On a immédiatement deux images qui nous reviennent en mémoire : la première date la 85ème minute du huitième de finale aller au Camp Nou. Le PSG mène déjà 3-1 mais va enfoncer le clou. L’Allemand fait 80 % du boulot sur ce but puisque c’est lui qui intercepte un centre catalan devant sa surface et devant Messi avant de poursuivre l’action suite à un relais de Danilo.
Il remonte la balle jusqu’à l’autre surface de réparation en prenant bien soin de fixer les défenseurs adverses.
Il sert alors sur sa gauche Mbappé qui n’a même pas besoin de contrôler l’offrande de Draxler pour envoyer le ballon dans le petit filet opposé de Ter Stegen. 4-1 ! Un contre parfaitement mené par l’Allemand.
La réussite ne sera en revanche pas au bout de l’autre action « mythique » de Draxler la saison écoulée mais le geste est sublime : à Rennes, pour le compte de la 36ème journée, lancé en profondeur plein axe par Neymar, il réalise un contrôle très aérien splendide avant de se défaire de Maoussa à l’aide d’une série de jongles somptueux. Il enchaîne ensuite avec une magnifique frappe du gauche en pivot qui échoue sur le poteau d’un Gomis qui était battu.
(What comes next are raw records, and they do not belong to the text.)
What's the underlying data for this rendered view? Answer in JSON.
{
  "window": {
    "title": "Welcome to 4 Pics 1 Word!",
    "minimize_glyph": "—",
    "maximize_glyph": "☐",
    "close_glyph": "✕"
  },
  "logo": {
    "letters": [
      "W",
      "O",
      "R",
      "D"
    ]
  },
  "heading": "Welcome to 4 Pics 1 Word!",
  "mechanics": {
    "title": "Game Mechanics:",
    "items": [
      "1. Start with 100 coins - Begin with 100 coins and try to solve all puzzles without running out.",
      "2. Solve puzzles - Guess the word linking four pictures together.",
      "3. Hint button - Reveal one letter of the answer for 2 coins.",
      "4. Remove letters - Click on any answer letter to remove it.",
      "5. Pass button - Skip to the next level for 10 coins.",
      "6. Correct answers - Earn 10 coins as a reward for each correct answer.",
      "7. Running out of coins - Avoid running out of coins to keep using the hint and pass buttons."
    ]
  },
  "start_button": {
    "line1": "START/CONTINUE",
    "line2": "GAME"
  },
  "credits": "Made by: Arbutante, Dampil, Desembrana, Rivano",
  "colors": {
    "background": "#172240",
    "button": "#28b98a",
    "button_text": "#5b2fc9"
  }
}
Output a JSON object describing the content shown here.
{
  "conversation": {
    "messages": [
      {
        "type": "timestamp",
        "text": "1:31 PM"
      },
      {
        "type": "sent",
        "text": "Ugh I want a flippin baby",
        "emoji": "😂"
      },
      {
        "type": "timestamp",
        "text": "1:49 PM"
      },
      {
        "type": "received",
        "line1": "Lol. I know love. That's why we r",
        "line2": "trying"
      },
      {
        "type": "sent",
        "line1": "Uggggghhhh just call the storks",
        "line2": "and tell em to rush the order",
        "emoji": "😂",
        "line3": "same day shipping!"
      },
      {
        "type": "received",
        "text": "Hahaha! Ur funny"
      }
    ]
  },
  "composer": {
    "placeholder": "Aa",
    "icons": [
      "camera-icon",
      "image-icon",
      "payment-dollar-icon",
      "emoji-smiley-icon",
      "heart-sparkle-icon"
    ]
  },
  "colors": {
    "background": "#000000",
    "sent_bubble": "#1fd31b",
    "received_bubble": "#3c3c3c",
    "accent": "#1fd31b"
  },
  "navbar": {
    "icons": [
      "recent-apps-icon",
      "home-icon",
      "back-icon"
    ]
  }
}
On en restera à un partout et le PSG verra donc les Lillois s’envoler vers le titre. A quelques centimètres près, Draxler aurait pu marquer un but d’anthologie et devenir un héros dans le cœur des supporters parisiens…
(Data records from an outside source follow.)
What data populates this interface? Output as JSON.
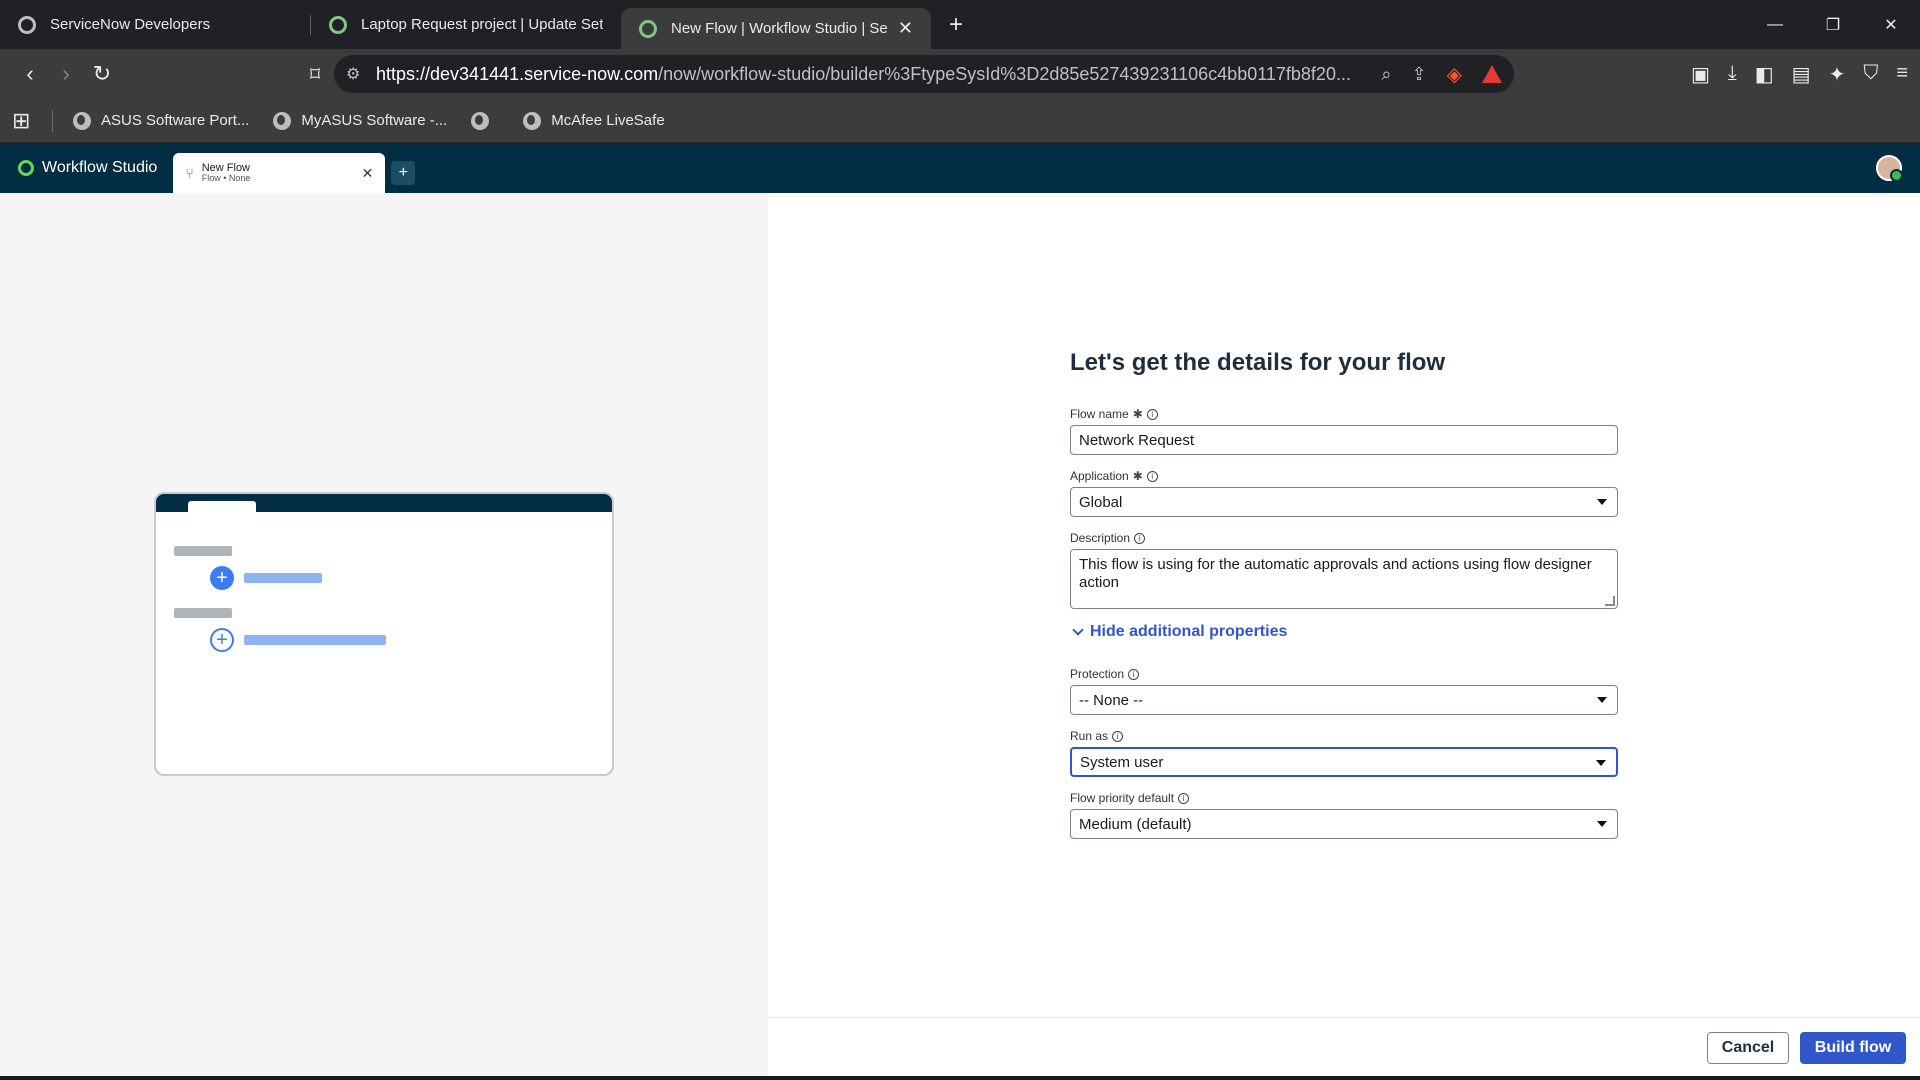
{
  "browser": {
    "tabs": [
      {
        "label": "ServiceNow Developers",
        "active": false
      },
      {
        "label": "Laptop Request project | Update Set",
        "active": false
      },
      {
        "label": "New Flow | Workflow Studio | Se",
        "active": true
      }
    ],
    "new_tab_icon": "plus-icon",
    "url_host": "https://dev341441.service-now.com",
    "url_path": "/now/workflow-studio/builder%3FtypeSysId%3D2d85e527439231106c4bb0117fb8f20...",
    "bookmarks": [
      {
        "label": "ASUS Software Port..."
      },
      {
        "label": "MyASUS Software -..."
      },
      {
        "label": ""
      },
      {
        "label": "McAfee LiveSafe"
      }
    ]
  },
  "studio": {
    "brand": "Workflow Studio",
    "tab_title": "New Flow",
    "tab_subtitle": "Flow • None",
    "add_label": "+"
  },
  "form": {
    "heading": "Let's get the details for your flow",
    "flow_name_label": "Flow name",
    "flow_name_value": "Network Request",
    "application_label": "Application",
    "application_value": "Global",
    "description_label": "Description",
    "description_value": "This flow is  using for the automatic approvals and actions using flow designer action",
    "toggle_label": "Hide additional properties",
    "protection_label": "Protection",
    "protection_value": "-- None --",
    "run_as_label": "Run as",
    "run_as_value": "System user",
    "priority_label": "Flow priority default",
    "priority_value": "Medium (default)"
  },
  "footer": {
    "cancel_label": "Cancel",
    "build_label": "Build flow"
  },
  "colors": {
    "accent": "#3156c9",
    "studio_bar": "#032d42",
    "brand_green": "#62d84e"
  }
}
Mais le talent ne suffit pas toujours. Draxler est bien placé pour le savoir. Il faut aussi un peu de chance. Être au bon endroit au bon moment. En opportuniste. C’est un peu le paradoxe de ce cher Julian en 2020-2021 : pétri de talent, il aurait pu inscrire des buts somptueux, mais en a finalement marqué quatre que l’on peut plutôt qualifier de renards. Des buts qu’Icardi, ou Inzaghi pour remonter un peu dans le temps, n’auraient pas reniés :
Le premier est inscrit de la tête dans les arrêts de jeu face à Metz. Pour cette 3ème journée de Ligue 1, après deux défaites initiales, le PSG est mal embarqué et bute, à 9 joueurs depuis la 85ème (expulsion de Diallo à la 65ème puis blessure de Bernat à la 85ème) sur de valeureux lorrains. Alors que l’on se dirige vers un score nul et vierge, une action sortie de nulle part va donner trois points aux Parisiens dans les arrêts de jeu : longue transversale de Marquinhos pour Di Maria, contrôle « zidanesque » de l’Argentin qui centre vers Icardi mais Oukidja repousse… sur Draxler l’opportuniste qui marque de la tête dans le but vide.
Si son but face à Angers lors de la 6ème journée est plus classique (centre en retrait de Bakker repris du plat du pied), celui face à Nice pour le compte de la 25ème journée met de nouveau en évidence son sens du placement et son opportunisme puisqu’il reprend un ballon repoussé par le poteau suite à une frappe d’Icardi.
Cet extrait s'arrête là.